December 06, 2006
"Not necessary to toll"

Paul Burka attended a committee meeting by the Study Commission on Transportation Financing, at which David Ellis, a co-author of a report by the Texas Transportation Institute (TTI) at Texas A&M, gave some interesting testimony about road funding. Executive summary: We don't need to toll to pay for Texas' road needs. In particular:

Over the next 25 years, the population of these areas is projected to increase by 2.8% per year, employment by by 2.3%, vehicles by 2.7%, and daily miles drive by 3%. Over the same period, the number of lane miles that can be built with currently available funding will increase by just .25% per year. Tx-Dot estimates that the state will need an additional $68 billion over the next 25 years to improve mobility. The TTI's estimate is slightly lower, $66.2 billion. Two-thirds of the needed new construction will be in the state road system, or some $44+ billion; the remainder represents improvements to local roads.

The money for highway construction comes from three sources: vehicle registration fees, the state gasoline (more properly, motor fuels) tax, and reimbursements from the federal gasoline tax, of which Texas sends more revenue to Washington than it gets back. Of these sources, the one that matters the most is the motor fuels tax. But the tax has been losing ground to inflation in recent years.

Now, here is the crucial part of Ellis's testimony: There are scenarios under which roads can be financed:

1. Raise the motor fuels tax, currently 20 cents per gallon, to 51 cents. Interestingly, a Tx-Dot engineer had previously told the committee that the motor fuels tax would have to be raised to $1.40 per gallon to pay for the needed new construction. Needless to say, the Legislature is not going to raise the tax by 31 cents, much less a buck twenty.

2. Raise the motor fuels tax by 8 cents and index it to inflation, using not the consumer price index, but a special highway construction index. The rate of inflation has been 1/2% to 1 1/2 percent per year.

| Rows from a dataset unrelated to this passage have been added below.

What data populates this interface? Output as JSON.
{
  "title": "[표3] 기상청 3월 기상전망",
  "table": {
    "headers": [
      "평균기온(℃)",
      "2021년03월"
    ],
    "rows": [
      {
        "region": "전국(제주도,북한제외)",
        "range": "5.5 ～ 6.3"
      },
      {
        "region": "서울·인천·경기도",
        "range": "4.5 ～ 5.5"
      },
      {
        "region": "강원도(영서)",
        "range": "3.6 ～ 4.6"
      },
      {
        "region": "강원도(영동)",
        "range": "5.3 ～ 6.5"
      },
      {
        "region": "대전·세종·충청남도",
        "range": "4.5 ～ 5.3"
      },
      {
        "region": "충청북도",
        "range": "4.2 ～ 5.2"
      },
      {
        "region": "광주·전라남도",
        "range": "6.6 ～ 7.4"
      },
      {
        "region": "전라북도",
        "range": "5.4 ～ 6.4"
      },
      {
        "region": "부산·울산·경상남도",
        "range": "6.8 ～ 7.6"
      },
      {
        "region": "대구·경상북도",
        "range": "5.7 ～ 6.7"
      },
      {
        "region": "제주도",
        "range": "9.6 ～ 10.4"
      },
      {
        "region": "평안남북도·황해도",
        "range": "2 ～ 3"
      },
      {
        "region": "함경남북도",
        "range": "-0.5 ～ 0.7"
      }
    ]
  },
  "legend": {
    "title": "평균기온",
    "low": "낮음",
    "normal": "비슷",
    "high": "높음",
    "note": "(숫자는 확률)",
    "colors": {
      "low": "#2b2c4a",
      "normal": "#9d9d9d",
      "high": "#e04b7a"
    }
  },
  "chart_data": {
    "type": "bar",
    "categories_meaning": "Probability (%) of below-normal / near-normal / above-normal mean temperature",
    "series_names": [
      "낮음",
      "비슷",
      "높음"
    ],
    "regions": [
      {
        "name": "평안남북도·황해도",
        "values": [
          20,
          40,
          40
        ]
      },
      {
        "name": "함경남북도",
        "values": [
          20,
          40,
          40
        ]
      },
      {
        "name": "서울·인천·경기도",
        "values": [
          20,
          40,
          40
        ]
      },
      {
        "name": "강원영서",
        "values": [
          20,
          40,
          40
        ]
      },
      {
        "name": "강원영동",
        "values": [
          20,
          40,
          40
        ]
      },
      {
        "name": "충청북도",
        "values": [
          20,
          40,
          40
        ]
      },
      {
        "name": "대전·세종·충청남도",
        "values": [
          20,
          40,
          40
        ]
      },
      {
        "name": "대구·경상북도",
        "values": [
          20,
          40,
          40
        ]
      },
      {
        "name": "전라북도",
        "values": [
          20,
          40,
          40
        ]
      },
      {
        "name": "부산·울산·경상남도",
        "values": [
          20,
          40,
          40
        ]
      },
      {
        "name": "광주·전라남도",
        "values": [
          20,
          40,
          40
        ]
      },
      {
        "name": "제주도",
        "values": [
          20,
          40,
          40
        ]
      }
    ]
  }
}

3. Don't raise the gasoline tax at all. Instead, index it and put the incremental revenue in the mobility fund, where it can be used to pay off bonds. And here's the bombshell: "Under this scenario," Ellis said, " it wouldn't be necessary to toll as a means of financing, although that's certainly an option."

While I agree that Option 1 will never happen - among other things, that would give Texas the highest state gas tax in the country, which would make it political poison regardless of its merits - I just want to point out (again!) that even at that level of taxation, you're way better off than you'd be on almost any toll road. At 20 gallons a week, you're talking an extra $6.20 per week, which is at worst three days' worth of round trips on HCTRA roads. The math will always favor raising the gas tax, because the gas tax has the broadest base. Toll roads are paid for by far fewer people, so their rates are much higher. I'm going to keep saying this until everyone is sick of it, or until it becomes a standard point of discussion about toll roads, whichever comes first.

If there's going to be anything done on this front, I see Option Three as being potentially viable. We'll see if anyone runs with it.

Eye on Williamson and SA Toll Party have already been on this. EoW also has more about the reaction to Ellis' testimony, which sounds priceless to me. Reading all this, it occurs to me that there's another explanation for the pro-TTC billboards, which is not for defensive purposes but for offense, as was suggested in the comments to that post. Food for thought.

Posted by Charles Kuffner on December 06, 2006 to Planes, Trains, and Automobiles | TrackBack

I was actually going to mention this in the other post about the billboards but couldn't find anything online about it yet.